- Shelton c. 1989
- Born: October 1, 1961 United States
- Died: September 25, 2018 (aged 56) Grafton Correctional Institution, Grafton, Ohio, U.S.
- Criminal charge: Rape; Aggravated burglary; Felonious assault; Gross sexual imposition; Kidnapping; Intimidation; Theft; Aggravated robberies; Cutting telephone lines;
- Penalty: 3,195 years

= Ronnie Shelton =

American serial rapist (1961–2018)

Ronald Shelton (October 1, 1961 – September 25, 2018), better known as The West Side Rapist, was an American convicted serial rapist. He was convicted of raping over 30 women in Cleveland, Ohio, from 1983 to 1988. He may have raped up to 50 women. Shelton was caught on video using an ATM with his victims' bank cards.

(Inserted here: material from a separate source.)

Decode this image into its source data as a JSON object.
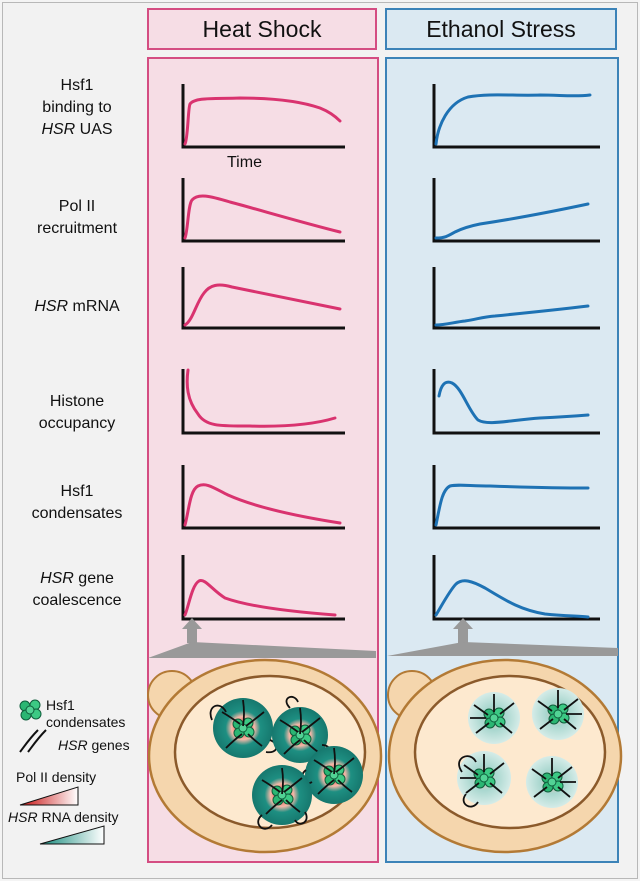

He was the subject of the book Unfinished Murder: The Pursuit of a Serial Rapist by James Neff.

==Crimes==
Shelton's modus operandi was to break into victims' homes wearing something to obscure his face. He would initially tell victims he was going to rob them, but then rape them. He would insist victims not look at him and threaten them if they reported him to police. His language and pattern of sexual assaults helped link his crimes.

==Trial==
Timothy J. McGinty prosecuted the case in 1989. Shelton was found guilty of 220 charges, including 49 rapes of over 30 women in Cleveland, Ohio. Richard McMonagle sentenced him to between 1,554 and 3,195 years in prison. He received the longest sentence in Ohio's history.

==Death==

On September 25, 2018, at 4:30pm Shelton, aged 56, jumped from the top of a prison building, suffering a skull fracture upon impact with the concrete below. He was pronounced dead at 8:15 pm at nearby MetroHealth Medical Center. Investigators did not suspect foul play.